Literary friends in India will recognise Rules from Charles Dickens. Thackeray and other eminent Victorians who used to frequent it in the 19th Century. It also appeared in the novels of Evelyn Waugh, Graham Greene and John le Carre. Situated in Covent garden, Rules looks like a men's club. It is famous for Game and it has its own estate in the Pennines. It oozes with history, and its walls are filled with marvellous pictures and caricatures of the famous who have eaten there ever since 1798. As we sat down beside a fireplace, and even before the drinks came, Charles opened his gambit with a Jewish story about two old friends who meet after an interval of many years. One asks the other what kind of life he has had. "A very happy one," is the reply. "On the whole, life has been good to me. And you?" "Not bad. I have nothing to complain about. But to tell the truth if I had it all to do over again I would just as soon not have been born at all". "Ah yes," the other sighs, "but who can be so lucky?"

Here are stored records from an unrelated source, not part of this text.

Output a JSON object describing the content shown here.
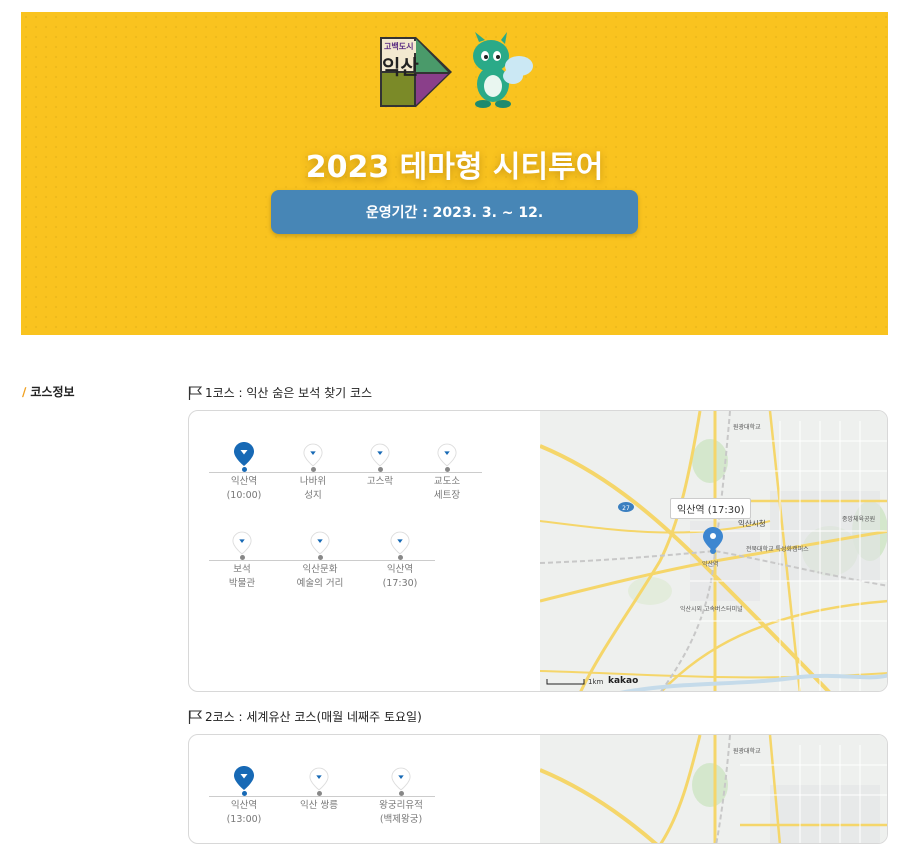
{
  "banner": {
    "logo_small": "고백도시",
    "logo_big": "익산",
    "title": "2023 테마형 시티투어",
    "period": "운영기간 : 2023. 3. ~ 12."
  },
  "section": {
    "label": "코스정보"
  },
  "courses": [
    {
      "title": "1코스 : 익산 숨은 보석 찾기 코스",
      "stops": [
        {
          "label": "익산역\n(10:00)",
          "active": true
        },
        {
          "label": "나바위\n성지",
          "active": false
        },
        {
          "label": "고스락",
          "active": false
        },
        {
          "label": "교도소\n세트장",
          "active": false
        },
        {
          "label": "보석\n박물관",
          "active": false
        },
        {
          "label": "익산문화\n예술의 거리",
          "active": false
        },
        {
          "label": "익산역\n(17:30)",
          "active": false
        }
      ],
      "map": {
        "tooltip": "익산역 (17:30)",
        "places": [
          "원광대학교",
          "익산시청",
          "중앙체육공원",
          "전북대학교\n특성화캠퍼스",
          "익산역",
          "익산시외\n고속버스터미널"
        ],
        "scale": "1km",
        "brand": "kakao"
      }
    },
    {
      "title": "2코스 : 세계유산 코스(매월 네째주 토요일)",
      "stops": [
        {
          "label": "익산역\n(13:00)",
          "active": true
        },
        {
          "label": "익산 쌍릉",
          "active": false
        },
        {
          "label": "왕궁리유적\n(백제왕궁)",
          "active": false
        }
      ],
      "map": {
        "places": [
          "원광대학교"
        ]
      }
    }
  ],
  "colors": {
    "banner": "#f9c31f",
    "period_bg": "#4786b6",
    "pin_active": "#1769b5"
  }
}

At first I laughed: then I felt a small pain in the gut. having recently turned 50, I had found myself asking the same question in the park that very morning.
"Come, come. You aren't going serious on me before the soup arrives," said my companion. "here come our drinks". With considerable pleasure he put two ice cubes into his glass of Glenfiddich, took a deep breath and drank appreciatively.
"Everybody wonders at some point whether life has any meaning," he continued. "But we are often misled by an abstract search for the 'meaning of life' instead of asking simpler questions that may actually help us to lead meaningful lives.
As I was agonising over ordering grouse or smoked pheasant he said, "Good God, do you see those pictures on the wall? Olivier, henry Irving, Chaplin, Clark gable - this must have been the 'green room' of the entertainment world".